Come se i problemi della donna cominciassero e finissero tutti lì, in mezzo alle notti più o meno agitate del Cavaliere. Come se decenni di discriminazione del gentil sesso fossero confinati dentro i recinti di via Olgettina. Come se le difficoltà sul mondo del lavoro, le violenze domestiche, la mancanza di strutture, la carenza di asili nido, la pochezza delle politiche sociali, gli stupri nei parchi pubblici, le umiliazioni nei luoghi privati, come se tutto questo non esistesse prima di Ruby Rubacuori. Come se fosse tutto una derivazione berlusconiana. E come se tutto potesse scomparire di colpo, eliminando il premier, magari con un tratto di rossetto o di make up.
E non importa se a scendere in piazza sono antiche ragazze che quand’erano quindici-sedicenni cercavano il successo proprio come una qualsiasi Ruby frequentando vip, calciatori famosi o registi-autori Tv di successo. Non importa se a recitare gli slogan del moralismo bacchettone sono le stesse che un tempo sfidavano le regole della morale e inneggiavano alla trasgressione.

Non importa se tra le politiche della sinistra, come ha dichiarato la parlamentare Pdl Melania Rizzoli, non si può escludere che ce ne siano alcune elette solo per aver fatto sesso con i propri capi. L’unica cosa che conta è trovare un altro pretesto per attaccare Berlusconi: l'8 marzo le donne, il 9 la giustizia, il 12 la scuola, il 17 l’unità d’Italia... E avanti: piazza continua, come ha titolato l’Unità. Una specie di sit in permanente, un raduno prolungato degli sfaccendati, una ripetuta jam session di tromboni.
Tromboni e trombone: va bene, fate pure, ma non veniteci a raccontare che questo è un 8 marzo diverso dagli altri. Questo sarà un 8 marzo come tutti gli altri, con la medesima dose di mimose, veleni e retorica. Le donne, in fondo, sono nelle stesse condizioni, i loro problemi sono uguali, il bunga bunga non ha cambiato nulla, il caso Ruby non ha inciso di un centimetro sulla loro libertà.

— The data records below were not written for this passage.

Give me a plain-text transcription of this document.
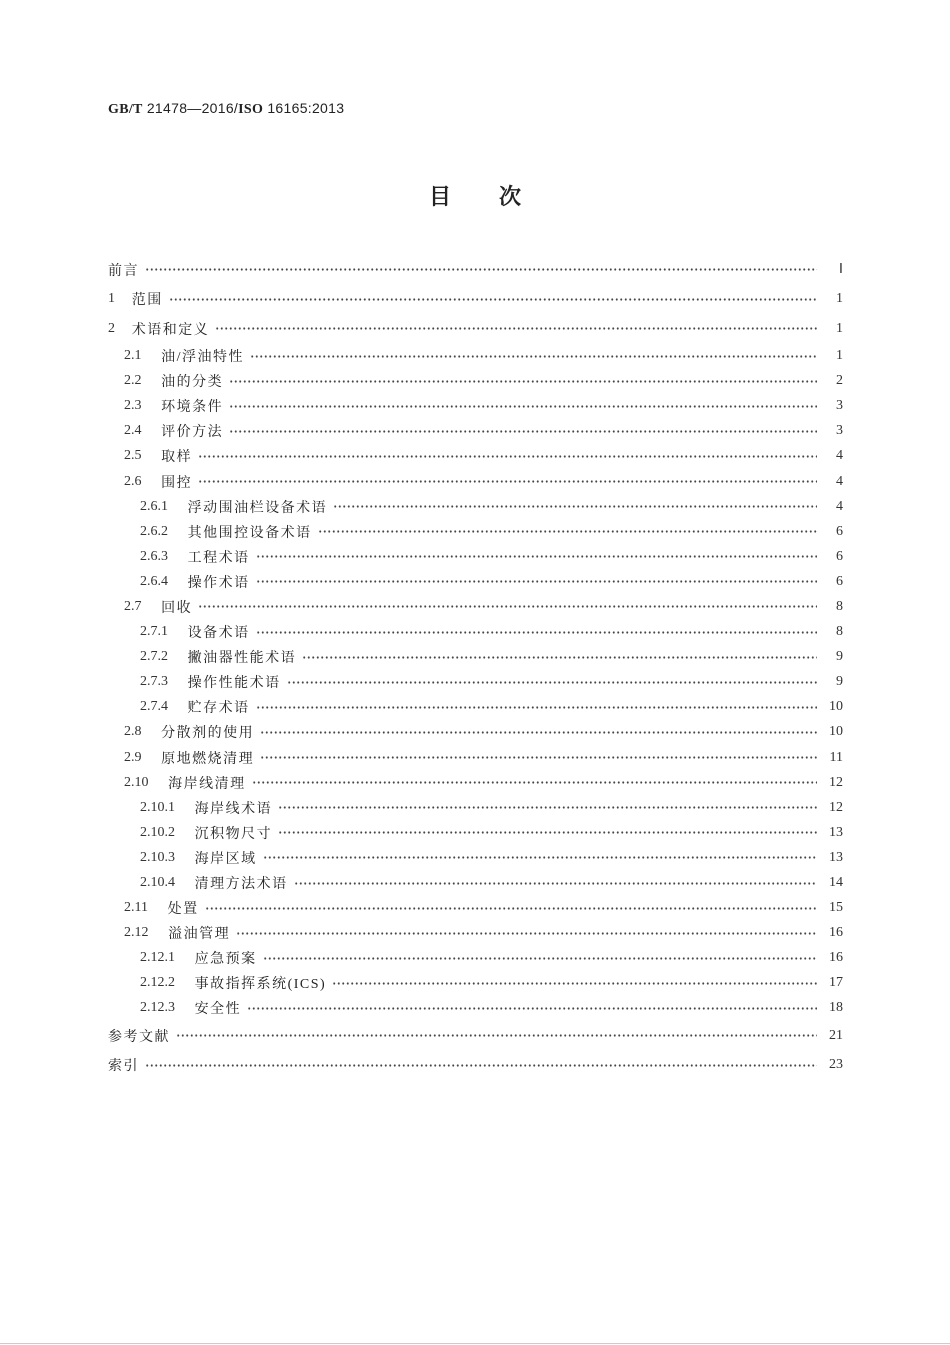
GB/T 21478—2016/ISO 16165:2013
目次
前言	Ⅰ
1 范围	1
2 术语和定义	1
2.1 油/浮油特性	1
2.2 油的分类	2
2.3 环境条件	3
2.4 评价方法	3
2.5 取样	4
2.6 围控	4
2.6.1 浮动围油栏设备术语	4
2.6.2 其他围控设备术语	6
2.6.3 工程术语	6
2.6.4 操作术语	6
2.7 回收	8
2.7.1 设备术语	8
2.7.2 撇油器性能术语	9
2.7.3 操作性能术语	9
2.7.4 贮存术语	10
2.8 分散剂的使用	10
2.9 原地燃烧清理	11
2.10 海岸线清理	12
2.10.1 海岸线术语	12
2.10.2 沉积物尺寸	13
2.10.3 海岸区域	13
2.10.4 清理方法术语	14
2.11 处置	15
2.12 溢油管理	16
2.12.1 应急预案	16
2.12.2 事故指挥系统(ICS)	17
2.12.3 安全性	18
参考文献	21
索引	23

Se vogliamo considerare seriamente la questione femminile, piuttosto, non sarà il caso di dedicare la festa a qualcosa che davvero per le donne in questi giorni sta cambiando? Allora bisognerebbe avere la vista un po’ meno ottusa, andare oltre Arcore, arrivare fino al Maghreb.

Ma sì: se davvero vogliamo difendere le donne, bisognerebbe scendere in piazza per le giovani arabe, per evitare che la loro ansia di rinnovamento venga soffocata sotto il velo islamico, per impedire che la loro rivoluzione finisca uccisa dal burqa o dalla violenza della Jihad. Questo potrebbe essere davvero un 8 marzo diverso dagli altri per le donne italiane. E poi chi se ne importa se qualcuna non troppo trendy lo vorrà concludere, come ogni anno, divertendosi con i California Dream Men.